Author: Daniel Hofer, Dipl. El.-Ing. FH and Bernhard Vetterli, Dipl. El.-Ing. HTL
Keller‘s OEM transmitters are systems that can be described as „embedded“ in the best sense of the word – and in two different ways. First, the sensor and the downstream electronics are embedded in the same housing and second, the transmitter capsules themselves are ideally suited for embedding in application- specific systems. Depending on requirements, the output signal is standardized and temperature-compensated (ratiometric or digital).
Thanks to the Chip-in-Oil (CiO) technology developed at Keller, the trend toward sensor miniaturization is now a reality. This development can offer impressive advantages: an extremely compact structural design, high resistance to electrical noise fields and high vibration resistance thanks to low mass and short conduction paths.
To put it clearly, CiO technology means that an ASIC is fitted directly next to the pressure sensor - in the same housing - to provide users with a whole range of beneficial functions. However, this does not make the pressure measurement capsule any larger: its external dimensions remain the same. This transmitter concept is available in housings 4L ... 9L, starting from a diameter of 11 mm.
Sintered-in pressure-resistant glass lead-throughs feed the transmitter signals outwards. The internal wiring uses short, lightweight bonding wires - with the total exclusion of air in oil. First, this approach eliminates the need to connect filigree signal processing boards with multiwire cabling in the rest of the installation process for the pressure transducer. And second, there is no need to protect the downstream electronics against moisture and condensation.
Together with the high-grade steel housing, the glass leadthroughs act as feedthrough capacitors, forming a Faraday cage.
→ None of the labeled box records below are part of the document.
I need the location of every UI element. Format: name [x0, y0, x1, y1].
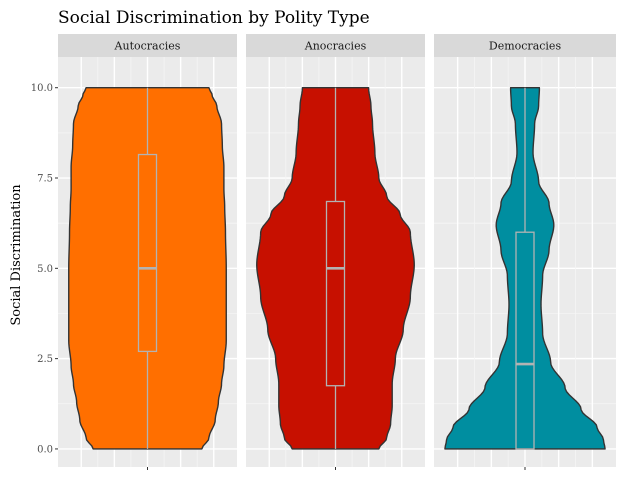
facet-panels: Autocracies Anocracies Democracies — [58, 34, 616, 470]
chart-title: Social Discrimination by Polity Type — [58, 8, 370, 28]
facet-strip-label: Democracies — [489, 40, 562, 53]
facet-strip-label: Anocracies — [304, 40, 367, 53]
y-tick-label: 2.5 — [37, 354, 53, 365]
y-tick-label: 7.5 — [37, 174, 53, 185]
y-tick-label: 10.0 — [31, 83, 53, 94]
facet-panel: Autocracies — [58, 34, 237, 470]
facet-strip — [58, 34, 237, 57]
facet-strip — [434, 34, 616, 57]
y-tick-label: 5.0 — [37, 264, 53, 275]
y-tick-labels: 0.0 2.5 5.0 7.5 10.0 — [31, 83, 58, 455]
facet-panel: Anocracies — [246, 34, 425, 470]
box-iqr — [325, 200, 346, 387]
facet-strip-label: Autocracies — [114, 40, 181, 53]
box-iqr — [137, 153, 158, 353]
violin-shape — [444, 87, 606, 450]
facet-strip — [246, 34, 425, 57]
box-iqr — [515, 231, 535, 450]
y-axis-label: Social Discrimination — [9, 184, 24, 326]
y-tick-label: 0.0 — [37, 444, 53, 455]
facet-panel: Democracies — [434, 34, 616, 470]
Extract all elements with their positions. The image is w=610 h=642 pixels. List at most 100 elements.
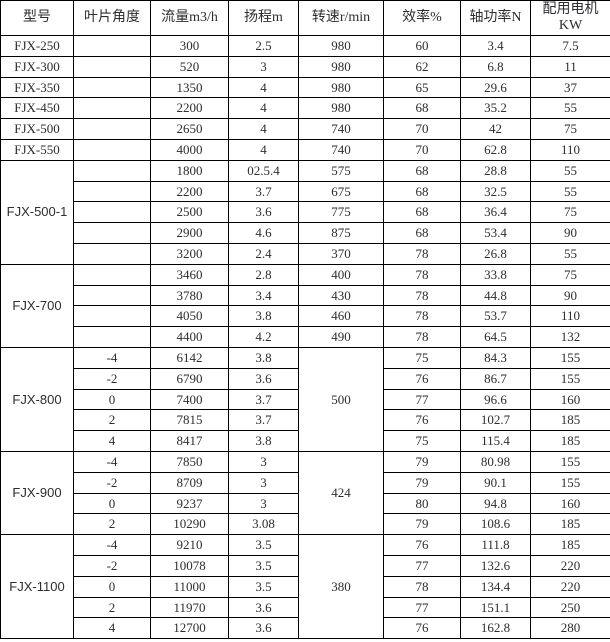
table-row: 2900 4.6 875 68 53.4 90 [1,222,610,244]
table-row: -2 8709 3 79 90.1 155 [1,471,610,494]
flow-cell: 2200 [150,97,229,120]
motor-power-cell: 75 [530,118,610,140]
efficiency-cell: 70 [383,138,461,161]
flow-cell: 520 [150,55,229,78]
flow-cell: 300 [150,35,229,57]
flow-cell: 4400 [150,326,229,348]
table-row: 4400 4.2 490 78 64.5 132 [1,326,610,348]
blade-angle-cell [73,305,151,328]
blade-angle-cell [73,201,151,224]
blade-angle-cell: 2 [73,409,151,432]
blade-angle-cell [73,159,151,182]
motor-power-cell: 155 [530,367,610,390]
flow-cell: 9237 [150,492,229,515]
head-cell: 4.2 [228,326,299,348]
model-cell: FJX-900 [0,450,74,536]
model-cell: FJX-450 [0,97,74,120]
motor-power-cell: 160 [530,388,610,411]
speed-cell: 424 [298,450,384,536]
shaft-power-cell: 64.5 [460,326,531,348]
shaft-power-cell: 151.1 [460,596,531,619]
shaft-power-cell: 28.8 [460,159,531,182]
efficiency-cell: 76 [383,534,461,556]
motor-power-cell: 90 [530,284,610,307]
speed-cell: 775 [298,201,384,224]
table-row: FJX-800 -4 6142 3.8 500 75 84.3 155 [0,346,610,452]
model-cell: FJX-700 [0,263,74,348]
header-speed: 转速r/min [298,0,384,36]
shaft-power-cell: 32.5 [460,180,531,203]
motor-power-cell: 185 [530,430,610,452]
header-row: 型号 叶片角度 流量m3/h 扬程m 转速r/min 效率% 轴功率N 配用电机… [0,0,610,36]
head-cell: 3.7 [228,180,299,203]
speed-cell: 740 [298,118,384,140]
motor-power-cell: 220 [530,554,610,577]
speed-cell: 575 [298,159,384,182]
motor-power-cell: 11 [530,55,610,78]
model-cell: FJX-800 [0,346,74,452]
efficiency-cell: 68 [383,97,461,120]
table-row: FJX-700 3460 2.8 400 78 33.8 75 [0,263,610,348]
shaft-power-cell: 53.7 [460,305,531,328]
header-model: 型号 [0,0,74,36]
flow-cell: 11000 [150,575,229,598]
flow-cell: 7400 [150,388,229,411]
efficiency-cell: 68 [383,159,461,182]
table-row: FJX-250 300 2.5 980 60 3.4 7.5 [0,35,610,57]
head-cell: 3.7 [228,388,299,411]
header-motor-power: 配用电机 KW [530,0,610,36]
blade-angle-cell: -2 [73,367,151,390]
shaft-power-cell: 33.8 [460,263,531,286]
model-cell: FJX-300 [0,55,74,78]
motor-power-cell: 75 [530,263,610,286]
model-cell: FJX-250 [0,35,74,57]
header-flow: 流量m3/h [150,0,229,36]
table-row: FJX-900 -4 7850 3 424 79 80.98 155 [0,450,610,536]
head-cell: 3.8 [228,305,299,328]
flow-cell: 3780 [150,284,229,307]
blade-angle-cell [73,222,151,244]
efficiency-cell: 68 [383,180,461,203]
speed-cell: 980 [298,55,384,78]
motor-power-cell: 220 [530,575,610,598]
flow-cell: 4000 [150,138,229,161]
efficiency-cell: 62 [383,55,461,78]
efficiency-cell: 78 [383,242,461,265]
shaft-power-cell: 94.8 [460,492,531,515]
flow-cell: 2500 [150,201,229,224]
table-row: 4050 3.8 460 78 53.7 110 [1,305,610,328]
shaft-power-cell: 108.6 [460,513,531,536]
efficiency-cell: 68 [383,222,461,244]
head-cell: 4 [228,76,299,99]
shaft-power-cell: 3.4 [460,35,531,57]
blade-angle-cell: 0 [73,492,151,515]
motor-power-cell: 155 [530,346,610,369]
head-cell: 4.6 [228,222,299,244]
model-cell: FJX-1100 [0,534,74,640]
flow-cell: 6142 [150,346,229,369]
blade-angle-cell: -4 [73,534,151,556]
shaft-power-cell: 162.8 [460,617,531,640]
shaft-power-cell: 111.8 [460,534,531,556]
shaft-power-cell: 44.8 [460,284,531,307]
head-cell: 02.5.4 [228,159,299,182]
head-cell: 3.6 [228,201,299,224]
motor-power-cell: 90 [530,222,610,244]
efficiency-cell: 76 [383,409,461,432]
motor-power-cell: 185 [530,534,610,556]
motor-power-cell: 55 [530,97,610,120]
table-row: 2500 3.6 775 68 36.4 75 [1,201,610,224]
speed-cell: 370 [298,242,384,265]
table-row: FJX-500 2650 4 740 70 42 75 [0,118,610,140]
speed-cell: 400 [298,263,384,286]
header-head: 扬程m [228,0,299,36]
table-row: FJX-550 4000 4 740 70 62.8 110 [0,138,610,161]
head-cell: 3 [228,450,299,473]
speed-cell: 980 [298,35,384,57]
head-cell: 2.4 [228,242,299,265]
head-cell: 4 [228,97,299,120]
motor-power-cell: 132 [530,326,610,348]
head-cell: 3.5 [228,534,299,556]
This makes the CiO technology
extremely resilient to electrical fields. Even field strengths of 250 V/m at frequencies of up to 4 GHz are unable to influence the measurement signal. The digital interface must be protected by the equipment manufacturer itself.
The ASIC is designed as a microcontroller with the corresponding peripherals, so the sensor signals can be registered with high resolution and dynamism. In addition to the process pressure as such, the temperature of the pressure sensor is measured and is used for mathematical temperature compensation when the signal is processed.
OEM transmitters supply two output signals: a ratiometric analog voltage output and a digital inter-integrated circuit interface (I2C).
The secret of the ratiometric format of the output signal is that it actually has no format at all, because it depends on the voltage supplied. This is an inestimable advantage for applications in integrated systems. If the analog-to-digital converter downstream of the transmitter is operated with the same supply voltage, the digital measured value will always be correct. This is because the height of the digitization steps depends on the voltage supply, but the number of steps does not – and their number is the critical factor. Using ratiometric signals substantially reduces the outlay on passing signals from the pressure transmitter to the A/D converter in the downstream electronics, and calibration steps are unnecessary; in the specific case of connection to a microcontroller with an integrated A/D converter, this outlay equals zero. Nevertheless, an interval is specified for the output signal, i.e. 0.5 ... 4.5 V for a supply voltage of 5.0 V. With a stable and precise supply voltage, this interval can also be used directly as the „standard signal“. The sampling rate of 2kHz offers amazingly good dynamic scope for a product based on the AD/DA principle. Moreover, the embedded electronics in CiO technology provide constant protection against overvoltage and polarity reversal on all lines up to ± 33 VDC.
OEM transmitters that are the same size as pressure measurement capsules are never connected directly to field bus systems. Instead, the respective coupling modules have corresponding input interfaces, e.g. for the inter-integrated circuit or I2C interface. For years, this has been the serial standard to cope with short distances in embedded systems. The I2C master needs two lines for the serial data and the pulse (clock) for synchronous sampling. Consequently, no timing requirements are specified for the master - which, in fact, determines the timing. Each OEM transmitter has its own address, which is addressed by the I2C master. In the existing configuration, one master could manage 128 different addresses. The pressure and temperature values are registered by means of a request from the master, and are then available at the transmitters (slaves) after less than 4 ms, so that they can be clocked out according to a specified protocol. The values are temperature-compensated and –standardized, and they only need to be scaled from the 15-bit integer to a pressure and/or temperature with units.